Steven Lewis, a health economist from Saskatchewan, says part of the lower spending for drugs comes from the fact that provinces have negotiated better prices for generic drugs.
Lewis says as well some of the expensive blockbuster drugs that came on the market in the past decade are now off patent, which means cheaper generic versions are available.
He suggests the trend reflected in CIHI’s annual health expenditures reports suggests those doomsayers who insisted health-care costs would spiral upwards unchecked got it wrong.
“I think what it demonstrates is that contrary to the dire predictions of various think tanks, it’s folly to look at a spending trend that lasts a few years, extrapolate it out 30 years and then claim that the sky will fall because 90 per cent of provincial budgets will be consumed by health care,” Lewis says.
“Governments can and do expect some fiscal discipline on the health-care system. They did it in the mid-90s. They’re doing it again now.

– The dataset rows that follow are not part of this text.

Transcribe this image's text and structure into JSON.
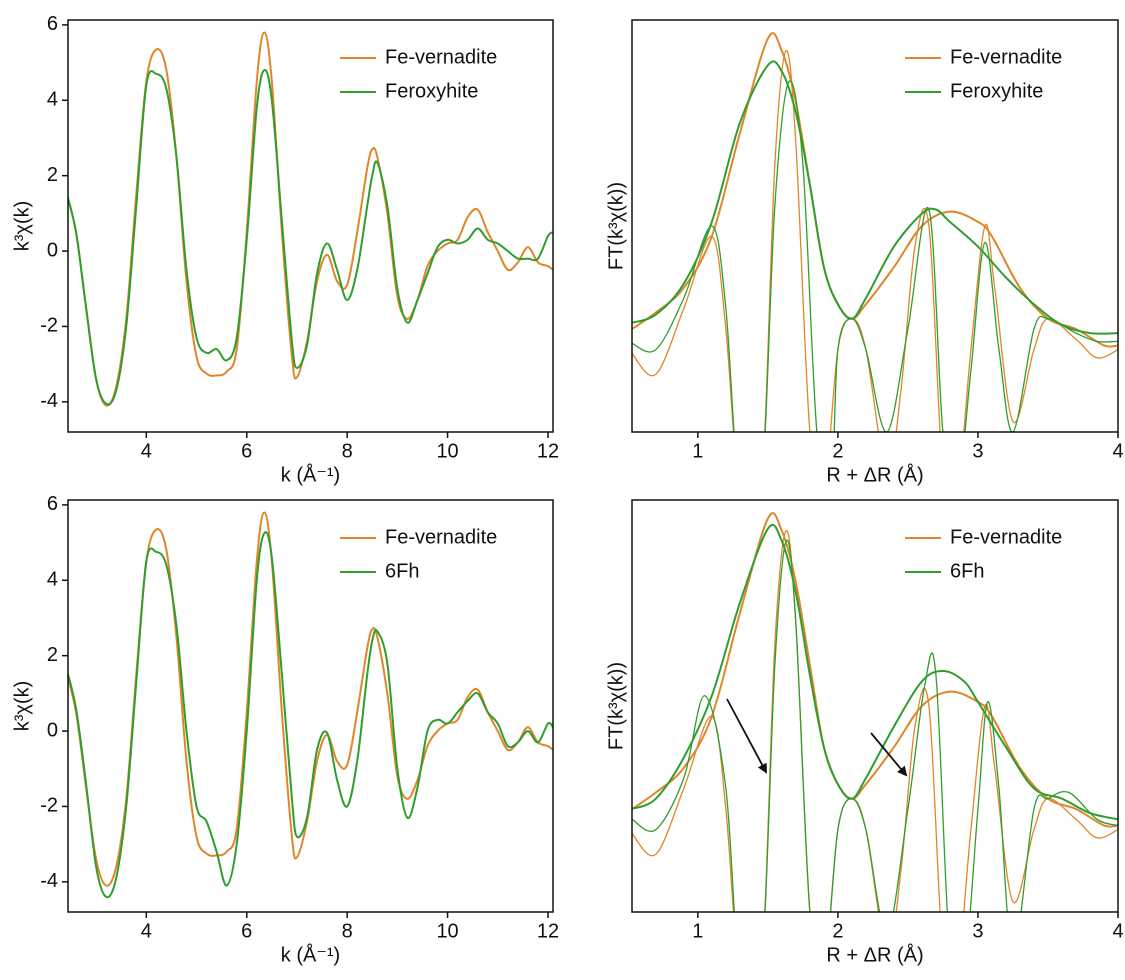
{
  "chart_data": [
    {
      "type": "line",
      "xlabel": "k (Å⁻¹)",
      "ylabel": "k³χ(k)",
      "xlim": [
        2.44,
        12.1
      ],
      "ylim": [
        -4.8,
        6.13
      ],
      "xticks": [
        4,
        6,
        8,
        10,
        12
      ],
      "yticks": [
        -4,
        -2,
        0,
        2,
        4,
        6
      ],
      "x": [
        2.4,
        2.6,
        2.8,
        3.0,
        3.2,
        3.4,
        3.6,
        3.8,
        4.0,
        4.2,
        4.4,
        4.6,
        4.8,
        5.0,
        5.2,
        5.4,
        5.6,
        5.8,
        6.0,
        6.2,
        6.35,
        6.5,
        6.7,
        6.9,
        7.0,
        7.2,
        7.4,
        7.6,
        7.8,
        8.0,
        8.2,
        8.4,
        8.5,
        8.6,
        8.8,
        9.0,
        9.2,
        9.4,
        9.6,
        9.8,
        10.0,
        10.2,
        10.4,
        10.6,
        10.8,
        11.0,
        11.2,
        11.4,
        11.6,
        11.8,
        12.0,
        12.1
      ],
      "series": [
        {
          "name": "Fe-vernadite",
          "color": "#e0862a",
          "values": [
            1.6,
            0.5,
            -1.5,
            -3.4,
            -4.1,
            -3.6,
            -1.8,
            1.5,
            4.5,
            5.35,
            4.8,
            2.5,
            -0.8,
            -2.8,
            -3.25,
            -3.3,
            -3.2,
            -2.6,
            0.5,
            4.5,
            5.8,
            4.5,
            0.5,
            -2.8,
            -3.35,
            -2.4,
            -0.8,
            -0.1,
            -0.8,
            -0.9,
            0.5,
            2.2,
            2.7,
            2.5,
            1.0,
            -1.2,
            -1.8,
            -1.3,
            -0.4,
            0.0,
            0.2,
            0.3,
            0.9,
            1.1,
            0.5,
            0.0,
            -0.5,
            -0.3,
            0.1,
            -0.3,
            -0.4,
            -0.5
          ]
        },
        {
          "name": "Feroxyhite",
          "color": "#2f9e2f",
          "values": [
            1.6,
            0.5,
            -1.5,
            -3.4,
            -4.05,
            -3.7,
            -2.0,
            1.2,
            4.4,
            4.7,
            4.3,
            2.5,
            -0.5,
            -2.3,
            -2.7,
            -2.6,
            -2.9,
            -2.3,
            0.3,
            3.8,
            4.8,
            4.0,
            0.8,
            -2.4,
            -3.1,
            -2.5,
            -0.6,
            0.2,
            -0.5,
            -1.3,
            -0.5,
            1.2,
            2.0,
            2.35,
            1.2,
            -1.0,
            -1.9,
            -1.3,
            -0.6,
            0.1,
            0.3,
            0.2,
            0.3,
            0.6,
            0.3,
            0.2,
            0.0,
            -0.2,
            -0.2,
            -0.2,
            0.4,
            0.5
          ]
        }
      ]
    },
    {
      "type": "line",
      "xlabel": "R + ΔR (Å)",
      "ylabel": "FT(k³χ(k))",
      "xlim": [
        0.53,
        4
      ],
      "ylim": [
        -1,
        1
      ],
      "xticks": [
        1,
        2,
        3,
        4
      ],
      "series": [
        {
          "name": "Fe-vernadite",
          "color": "#e0862a",
          "x": [
            0.53,
            0.7,
            0.9,
            1.1,
            1.3,
            1.5,
            1.6,
            1.7,
            1.8,
            1.9,
            2.0,
            2.1,
            2.2,
            2.4,
            2.6,
            2.8,
            3.0,
            3.1,
            3.3,
            3.5,
            3.7,
            3.9,
            4.0
          ],
          "values": [
            -0.5,
            -0.42,
            -0.3,
            -0.05,
            0.45,
            0.91,
            0.85,
            0.6,
            0.2,
            -0.2,
            -0.38,
            -0.45,
            -0.38,
            -0.2,
            0.0,
            0.07,
            0.02,
            -0.05,
            -0.3,
            -0.45,
            -0.5,
            -0.58,
            -0.58
          ],
          "real_x": [
            0.53,
            0.7,
            0.9,
            1.1,
            1.2,
            1.3,
            1.45,
            1.55,
            1.63,
            1.7,
            1.8,
            1.9,
            2.0,
            2.1,
            2.2,
            2.35,
            2.45,
            2.55,
            2.65,
            2.75,
            2.85,
            2.95,
            3.05,
            3.12,
            3.25,
            3.4,
            3.5,
            3.7,
            3.85,
            4.0
          ],
          "real": [
            -0.62,
            -0.72,
            -0.4,
            -0.05,
            -0.5,
            -1.3,
            -1.3,
            0.3,
            0.85,
            0.4,
            -1.0,
            -1.3,
            -0.6,
            -0.45,
            -0.6,
            -1.2,
            -0.8,
            -0.1,
            0.0,
            -1.2,
            -1.3,
            -0.6,
            0.0,
            -0.3,
            -0.95,
            -0.6,
            -0.45,
            -0.55,
            -0.64,
            -0.6
          ]
        },
        {
          "name": "Feroxyhite",
          "color": "#2f9e2f",
          "x": [
            0.53,
            0.7,
            0.9,
            1.1,
            1.3,
            1.5,
            1.6,
            1.7,
            1.8,
            1.9,
            2.0,
            2.1,
            2.2,
            2.4,
            2.6,
            2.7,
            2.8,
            3.0,
            3.2,
            3.4,
            3.6,
            3.8,
            4.0
          ],
          "values": [
            -0.47,
            -0.43,
            -0.28,
            0.02,
            0.5,
            0.78,
            0.75,
            0.55,
            0.2,
            -0.2,
            -0.38,
            -0.45,
            -0.35,
            -0.1,
            0.06,
            0.08,
            0.02,
            -0.1,
            -0.25,
            -0.38,
            -0.48,
            -0.52,
            -0.52
          ],
          "real_x": [
            0.53,
            0.7,
            0.9,
            1.1,
            1.2,
            1.3,
            1.45,
            1.55,
            1.65,
            1.75,
            1.85,
            1.95,
            2.0,
            2.1,
            2.2,
            2.35,
            2.5,
            2.65,
            2.75,
            2.85,
            2.95,
            3.05,
            3.15,
            3.25,
            3.4,
            3.5,
            3.7,
            3.85,
            4.0
          ],
          "real": [
            -0.57,
            -0.6,
            -0.35,
            0.0,
            -0.4,
            -1.3,
            -1.3,
            0.1,
            0.7,
            0.3,
            -1.0,
            -1.3,
            -0.6,
            -0.45,
            -0.6,
            -1.0,
            -0.5,
            0.08,
            -1.0,
            -1.3,
            -0.7,
            -0.08,
            -0.6,
            -1.0,
            -0.5,
            -0.45,
            -0.52,
            -0.56,
            -0.56
          ]
        }
      ]
    },
    {
      "type": "line",
      "xlabel": "k (Å⁻¹)",
      "ylabel": "k³χ(k)",
      "xlim": [
        2.44,
        12.1
      ],
      "ylim": [
        -4.8,
        6.13
      ],
      "xticks": [
        4,
        6,
        8,
        10,
        12
      ],
      "yticks": [
        -4,
        -2,
        0,
        2,
        4,
        6
      ],
      "x": [
        2.4,
        2.6,
        2.8,
        3.0,
        3.2,
        3.4,
        3.6,
        3.8,
        4.0,
        4.2,
        4.4,
        4.6,
        4.8,
        5.0,
        5.2,
        5.4,
        5.6,
        5.8,
        6.0,
        6.2,
        6.35,
        6.5,
        6.7,
        6.9,
        7.0,
        7.2,
        7.4,
        7.6,
        7.8,
        8.0,
        8.2,
        8.4,
        8.5,
        8.6,
        8.8,
        9.0,
        9.2,
        9.4,
        9.6,
        9.8,
        10.0,
        10.2,
        10.4,
        10.6,
        10.8,
        11.0,
        11.2,
        11.4,
        11.6,
        11.8,
        12.0,
        12.1
      ],
      "series": [
        {
          "name": "Fe-vernadite",
          "color": "#e0862a",
          "values": [
            1.6,
            0.5,
            -1.5,
            -3.4,
            -4.1,
            -3.6,
            -1.8,
            1.5,
            4.5,
            5.35,
            4.8,
            2.5,
            -0.8,
            -2.8,
            -3.25,
            -3.3,
            -3.2,
            -2.6,
            0.5,
            4.5,
            5.8,
            4.5,
            0.5,
            -2.8,
            -3.35,
            -2.4,
            -0.8,
            -0.1,
            -0.8,
            -0.9,
            0.5,
            2.2,
            2.7,
            2.5,
            1.0,
            -1.2,
            -1.8,
            -1.3,
            -0.4,
            0.0,
            0.2,
            0.3,
            0.9,
            1.1,
            0.5,
            0.0,
            -0.5,
            -0.3,
            0.1,
            -0.3,
            -0.4,
            -0.5
          ]
        },
        {
          "name": "6Fh",
          "color": "#2f9e2f",
          "values": [
            1.7,
            0.6,
            -1.4,
            -3.6,
            -4.4,
            -3.9,
            -2.0,
            1.3,
            4.5,
            4.75,
            4.4,
            2.8,
            0.0,
            -2.0,
            -2.4,
            -3.2,
            -4.1,
            -3.0,
            0.0,
            4.0,
            5.25,
            4.6,
            1.5,
            -1.8,
            -2.8,
            -2.3,
            -0.5,
            -0.05,
            -1.3,
            -2.0,
            -0.8,
            1.5,
            2.4,
            2.65,
            1.8,
            -1.0,
            -2.3,
            -1.5,
            0.0,
            0.3,
            0.2,
            0.5,
            0.8,
            1.0,
            0.5,
            0.2,
            -0.4,
            -0.3,
            0.0,
            -0.3,
            0.2,
            0.1
          ]
        }
      ]
    },
    {
      "type": "line",
      "xlabel": "R + ΔR (Å)",
      "ylabel": "FT(k³χ(k))",
      "xlim": [
        0.53,
        4
      ],
      "ylim": [
        -1,
        1
      ],
      "xticks": [
        1,
        2,
        3,
        4
      ],
      "series": [
        {
          "name": "Fe-vernadite",
          "color": "#e0862a",
          "x": [
            0.53,
            0.7,
            0.9,
            1.1,
            1.3,
            1.5,
            1.6,
            1.7,
            1.8,
            1.9,
            2.0,
            2.1,
            2.2,
            2.4,
            2.6,
            2.8,
            3.0,
            3.1,
            3.3,
            3.5,
            3.7,
            3.9,
            4.0
          ],
          "values": [
            -0.5,
            -0.42,
            -0.3,
            -0.05,
            0.45,
            0.91,
            0.85,
            0.6,
            0.2,
            -0.2,
            -0.38,
            -0.45,
            -0.38,
            -0.2,
            0.0,
            0.07,
            0.02,
            -0.05,
            -0.3,
            -0.45,
            -0.5,
            -0.58,
            -0.58
          ],
          "real_x": [
            0.53,
            0.7,
            0.9,
            1.1,
            1.2,
            1.3,
            1.45,
            1.55,
            1.63,
            1.7,
            1.8,
            1.9,
            2.0,
            2.1,
            2.2,
            2.35,
            2.45,
            2.55,
            2.65,
            2.75,
            2.85,
            2.95,
            3.05,
            3.12,
            3.25,
            3.4,
            3.5,
            3.7,
            3.85,
            4.0
          ],
          "real": [
            -0.62,
            -0.72,
            -0.4,
            -0.05,
            -0.5,
            -1.3,
            -1.3,
            0.3,
            0.85,
            0.4,
            -1.0,
            -1.3,
            -0.6,
            -0.45,
            -0.6,
            -1.2,
            -0.8,
            -0.1,
            0.0,
            -1.2,
            -1.3,
            -0.6,
            0.0,
            -0.3,
            -0.95,
            -0.6,
            -0.45,
            -0.55,
            -0.64,
            -0.6
          ]
        },
        {
          "name": "6Fh",
          "color": "#2f9e2f",
          "x": [
            0.53,
            0.7,
            0.9,
            1.1,
            1.3,
            1.5,
            1.6,
            1.7,
            1.8,
            1.9,
            2.0,
            2.1,
            2.2,
            2.4,
            2.6,
            2.75,
            2.9,
            3.0,
            3.2,
            3.4,
            3.6,
            3.8,
            4.0
          ],
          "values": [
            -0.5,
            -0.45,
            -0.25,
            0.05,
            0.5,
            0.86,
            0.8,
            0.55,
            0.15,
            -0.2,
            -0.38,
            -0.45,
            -0.35,
            -0.1,
            0.12,
            0.17,
            0.12,
            0.02,
            -0.2,
            -0.4,
            -0.45,
            -0.52,
            -0.55
          ],
          "real_x": [
            0.53,
            0.7,
            0.9,
            1.05,
            1.2,
            1.3,
            1.45,
            1.55,
            1.63,
            1.7,
            1.8,
            1.9,
            2.0,
            2.1,
            2.2,
            2.35,
            2.5,
            2.62,
            2.7,
            2.8,
            2.9,
            3.0,
            3.07,
            3.15,
            3.25,
            3.4,
            3.5,
            3.65,
            3.85,
            4.0
          ],
          "real": [
            -0.55,
            -0.6,
            -0.35,
            0.05,
            -0.4,
            -1.3,
            -1.3,
            0.2,
            0.8,
            0.4,
            -1.0,
            -1.3,
            -0.6,
            -0.45,
            -0.6,
            -1.1,
            -0.5,
            0.1,
            0.15,
            -1.2,
            -1.3,
            -0.5,
            0.02,
            -0.4,
            -1.2,
            -0.5,
            -0.45,
            -0.42,
            -0.55,
            -0.58
          ]
        }
      ]
    }
  ]
}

And expenditures tend to ebb and flow with the rate of growth in the economy and overall provincial and to some extent federal deficit situations.”
The report says Canada will spend roughly $6,000 per person on health care this year in Canada.
And on a per capita basis compared to gross domestic product, Canada’s health-care spending in 2011 placed the country as the fifth highest spender, after the United States, the Netherlands, France and Germany.